Rok mereka bahkan sudah digulung pinggangnya sehingga bawahanya sudah tak lagi
menutup lutut. Mereka masih saja memaki, mengeluarkan kata bermakna alat
kelamin dalam berbagai ragam bahasa daerah. Kulihat nasfu mereka sudah
memuncak, seperti ingin telanjang saja dan berlarian keliling kota. Tadi pagi
ketika aku bersama temanku mampir beli kain tenun di dekat pelabuhan lama,
remaja di sana sudah lebih parah lagi. Mereka sudah mabuk sopi, memaki lalu
memeluk mesra teman perempuan mereka di tepi pantai. Tukang parkir sibuk
mengatur motor sementara beberapa pedangang kali lima melihat itu sebagai
tontonan baru setahun sekali.
Siang
ini polisi sibuk menilang motor dan mobil yang lewat di depan katedral. Masih
di jalan yang sama dekat katedral, remaja SMP dari penjuru kota kian tumpah
ruah. Kulihat mobil patroli polisi berkeliling dan mengeluarkan himbauan agar
remaja yang sedang kesurupan masal itu pulang saja ke rumah dan berdoa mengucap
syukur pada Tuhan karena sudah lulus. Remaja-remaja itu tak menggubris sama
sekali. Cat dan rokok makin membanjiri trotoar. Pedagang kali lima
senang-senang saja sebab hari ini rokok dagangan mereka laris manis. Dibeli
anak-anak usia duabelas tigabelas tahunan.
Bakso
tak habis kusantap. Beberapa remaja yang mabuk dan berpelukan mesra dibalik
tembok gedung percetakan negara seperti memaksaku berhenti makan. Beberapa
pengunjung warung keluar dan memarahi mereka yang kemudian berlalu dengan
tertawa cekikan tanpa beban. Ya, tanpa beban sebab kepala mereka sedang kosong.

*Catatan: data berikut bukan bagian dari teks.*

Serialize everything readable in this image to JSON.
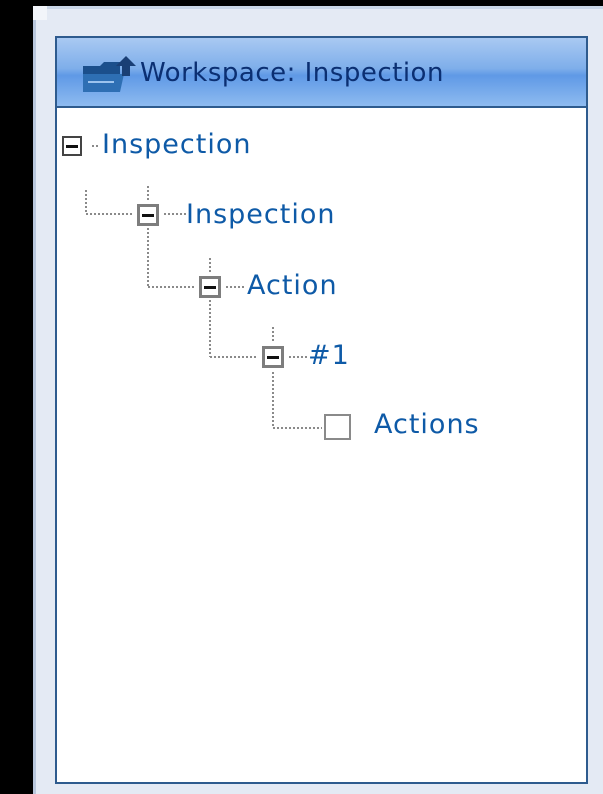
{
  "panel": {
    "title": "Workspace: Inspection",
    "icon": "folder-upload-icon"
  },
  "tree": {
    "root": {
      "label": "Inspection",
      "state": "expanded"
    },
    "child": {
      "label": "Inspection",
      "state": "expanded"
    },
    "grandchild": {
      "label": "Action",
      "state": "expanded"
    },
    "great_grandchild": {
      "label": "#1",
      "state": "expanded"
    },
    "leaf": {
      "label": "Actions",
      "checked": false
    }
  },
  "colors": {
    "background": "#000000",
    "header_gradient": "#7eaeea",
    "header_border": "#2e5b8e",
    "label_text": "#0e5aa7",
    "title_text": "#0b2f72"
  }
}
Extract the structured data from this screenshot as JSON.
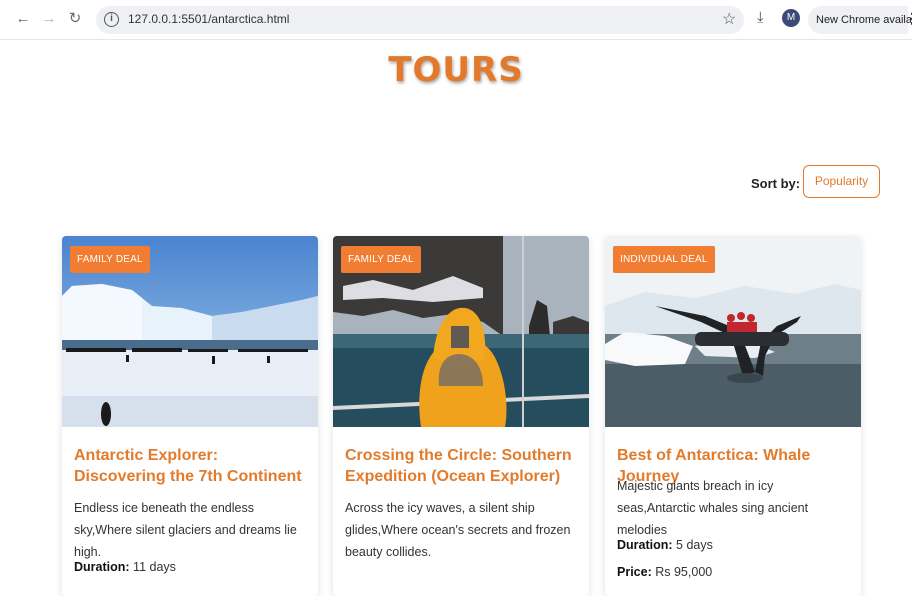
{
  "browser": {
    "url": "127.0.0.1:5501/antarctica.html",
    "update_label": "New Chrome available",
    "avatar_letter": "M"
  },
  "page": {
    "title": "TOURS",
    "sort_label": "Sort by:",
    "sort_value": "Popularity"
  },
  "colors": {
    "accent": "#e37a2b",
    "badge": "#f07d32"
  },
  "tours": [
    {
      "badge": "FAMILY DEAL",
      "title": "Antarctic Explorer: Discovering the 7th Continent",
      "description": "Endless ice beneath the endless sky,Where silent glaciers and dreams lie high.",
      "duration_label": "Duration:",
      "duration": "11 days"
    },
    {
      "badge": "FAMILY DEAL",
      "title": "Crossing the Circle: Southern Expedition (Ocean Explorer)",
      "description": "Across the icy waves, a silent ship glides,Where ocean's secrets and frozen beauty collides."
    },
    {
      "badge": "INDIVIDUAL DEAL",
      "title": "Best of Antarctica: Whale Journey",
      "description": "Majestic giants breach in icy seas,Antarctic whales sing ancient melodies",
      "duration_label": "Duration:",
      "duration": "5 days",
      "price_label": "Price:",
      "price": "Rs 95,000"
    }
  ]
}
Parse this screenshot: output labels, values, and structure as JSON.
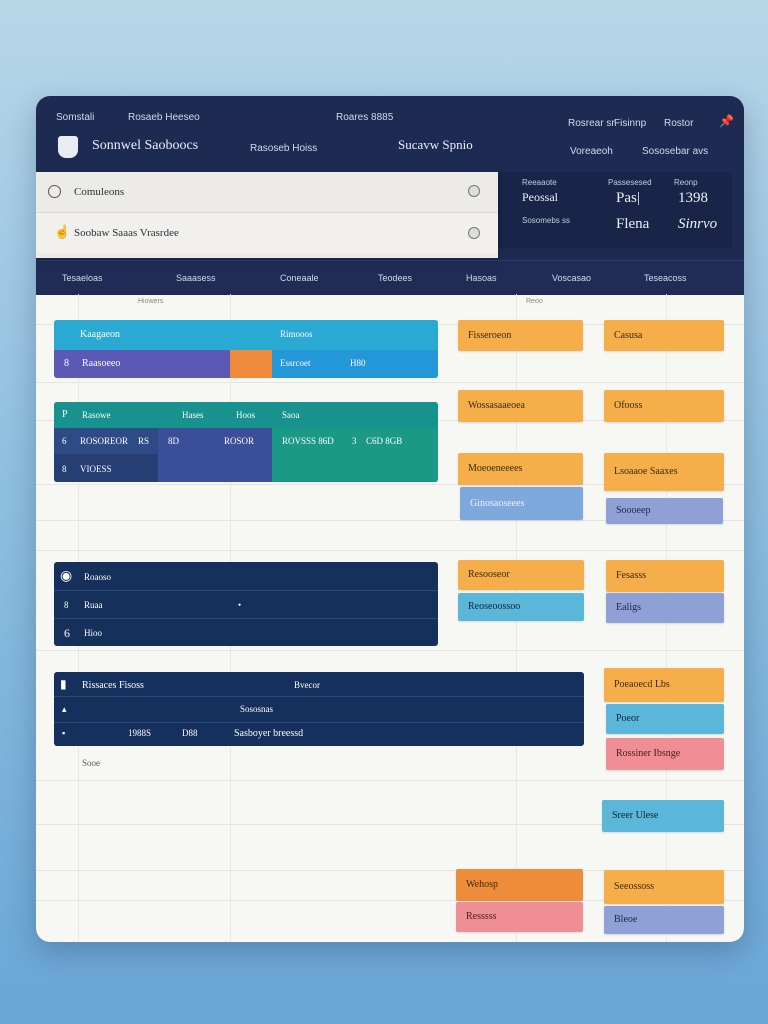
{
  "header": {
    "nav_left": [
      "Somstali",
      "Rosaeb Heeseo"
    ],
    "nav_center": "Roares 8885",
    "nav_right": [
      "Rosrear sr",
      "Fisinnp",
      "Rostor"
    ],
    "app_title": "Sonnwel Saoboocs",
    "app_subtitle": "Rasoseb Hoiss",
    "center_title": "Sucavw Spnio",
    "right_sub": [
      "Voreaeoh",
      "Sososebar avs"
    ]
  },
  "search": {
    "row1": "Comuleons",
    "row2": "Soobaw Saaas Vrasrdee"
  },
  "stats": {
    "labels": [
      "Reeaaote",
      "Passesesed",
      "Reonp"
    ],
    "row1": [
      "Peossal",
      "Pas|",
      "1398"
    ],
    "row2": [
      "Sosomebs ss",
      "Flena",
      "Sinrvo"
    ]
  },
  "tabs": [
    "Tesaeloas",
    "Saaasess",
    "Coneaale",
    "Teodees",
    "Hasoas",
    "Voscasao",
    "Teseacoss"
  ],
  "subheaders": [
    "Hiowers",
    "Reoo"
  ],
  "blocks": {
    "b1": {
      "title": "Kaagaeon",
      "title2": "Rimooos",
      "row": [
        "8",
        "Raasoeeo",
        "Essrcoet",
        "H80"
      ]
    },
    "b2": {
      "h": [
        "P",
        "Rasowe",
        "Hases",
        "Hoos",
        "Saoa"
      ],
      "r1": [
        "6",
        "ROSOREOR",
        "RS",
        "8D",
        "ROSOR",
        "ROVSSS 86D",
        "3",
        "C6D 8GB"
      ],
      "r2": [
        "8",
        "VIOESS"
      ]
    },
    "b3": {
      "r": [
        "Roaoso",
        "Ruaa",
        "Hioo"
      ],
      "icons": [
        "8",
        "6"
      ]
    },
    "b4": {
      "h": [
        "Rissaces Fisoss",
        "Bvecor"
      ],
      "sub": "Sososnas",
      "r": [
        "1988S",
        "D88",
        "Sasboyer breessd"
      ],
      "below": "Sooe"
    }
  },
  "tags": [
    "Fisseroeon",
    "Casusa",
    "Wossasaaeoea",
    "Ofooss",
    "Moeoeneeees",
    "Lsoaaoe Saaxes",
    "Ginosaoseees",
    "Soooeep",
    "Resooseor",
    "Fesasss",
    "Reoseoossoo",
    "Ealigs",
    "Poeaoecd Lbs",
    "Poeor",
    "Rossiner Ibsnge",
    "Sreer Ulese",
    "Wehosp",
    "Seeossoss",
    "Resssss",
    "Bleoe"
  ]
}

Hati mereka adalah ruang hampa. Lalu kemana orang tua mereka? guru mereka?
Aku
bisa memastikan, orang tua mereka sedang sibuk di perkantoran di timur dan
selatan kota. Mereka memang harus bekerja hingga larut malam. Kebutuhan hidup
meningkat beberapa tahun terakhir ini. Sedangkan anak-anak mereka kerap
merengek minta diajak jalan-jalan ke mall dan dibelikan ini itu. Di
kantor-kantor, para orang tua itu juga kesurupan masal. Mereka seperti robot,
mengejar berbagai target hidup sampai lupa kalau mereka pernah menjadi manusia.
Mereka memang sudah menjadi robot yang kesurupan di kantor hingga tengah malam.
Rumah bukan lagi menjadi rumah. Rumah adalah peternakan anak-anak, sehingga
orang tua cukup menggaji asisten rumah tangga yang setia mencecoki anak-anak
dengan berbagai game dan sinetron. Orang tua harus bekerja keras agar akhir
pekan bisa membalas kesedihan anak-anak yang rela ditinggali di peternakan
selama lima hari dengan main dan berbelanja sepuasnya di mall. Kau tahu, di
mall pun dengan mudah kita melihat kerumunan manusia kesurupan.
Lalu
ke mana guru-guru mereka? Di sekolah, mereka sedang tersenyum karena beberapa
minggu yang lalu sudah berhasil mengatrol sebagian besar nilai siswanya, dengan
demikian harapan lulus seratus persen sudah di genggaman. Siapa yang tak senang
sekolahnya lulus seratus persen? Kepala sekolah senang, kepala dinas senang,
menteri senang, presiden pun senang. Horee, ujian nasional kita berhasil, mutu
pendidikan kita meningkat. Tapi diam-diam siapa melihat di dalam pengapnya
ruang guru, rapat rahasia dilakukan, semua nilai semester gampang saja dirubah.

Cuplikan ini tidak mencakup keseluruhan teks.